Chico Boricuo’s brother is talking to some of the underage girls, and they totally love his luscious Latin look, so we step outside and light the joint.

“I had a lot of fun hanging out with you tonight,” Chico Boricuo says. His feelings start pouring out like Pina Colada, thick and refreshing, just sweet enough for my taste. “First, when you got me dancing at the club,” he starts recollects after his first hit. “I’ve never danced like that before! And my brother, he loves you by the way. The way you just go up and start talking to everybody, like it’s no big deal. And you always find a way to get what you want,” he says lifting up the blunt and passing it over to me.

I take a small hit. Inhale, exhale just long enough to think of a response, but all I can come up with is, “I really liked hanging out with you too.” But I guess that’s good enough. He pulls me in closer, and we start making out up against a fence on 22nd Street.

After a few minutes, I pull back, but keep my arms wrapped around his lower torso. “I can’t really show you here… show you how much I like you.”

The next thing he says to me, we’re in his hotel room. He’s lying warm and shirtless on the cool, clean, white sheets, and he says:

“I’m waiting for you to show me how much you like me.”

I kiss him, and take off his boxers and let him take off mine. And we fool around for hours, naked and drenched in the neon hues that are radiating from outside the hotel room window.

But I don’t show him how much I like him. Because to do so, I’d have to show him everything: me dancing alone in my room to Kelly Clarkson, making a fool out of myself just to make friends. I would have to show him how jealous and territorial I can get and the humiliating ways I have failed trying to be fabulous. I would have to show him all of that. I would have to show him this blog.

And we only have one night at the Tropicana. Because when morning comes, no matter what happens between us, underneath the sheets, he still has a flight to catch.

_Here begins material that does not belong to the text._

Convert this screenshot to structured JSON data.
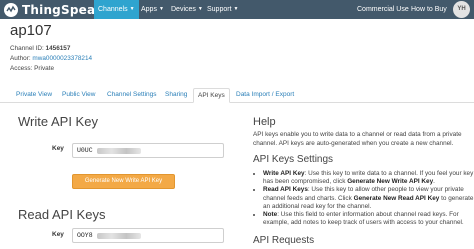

The truth is, I don't always get what I want. In fact, I rarely do. And it seems that the guys closest to my heart are the ones already halfway on to somewhere else. And it sometimes feels like self-sabotage. Like I push myself to fall for these men who are miles and miles away. Keeping everyone, including myself, at a safe distance.

Because I’m not ready to show you how much I like you. Because there's too much of me to show.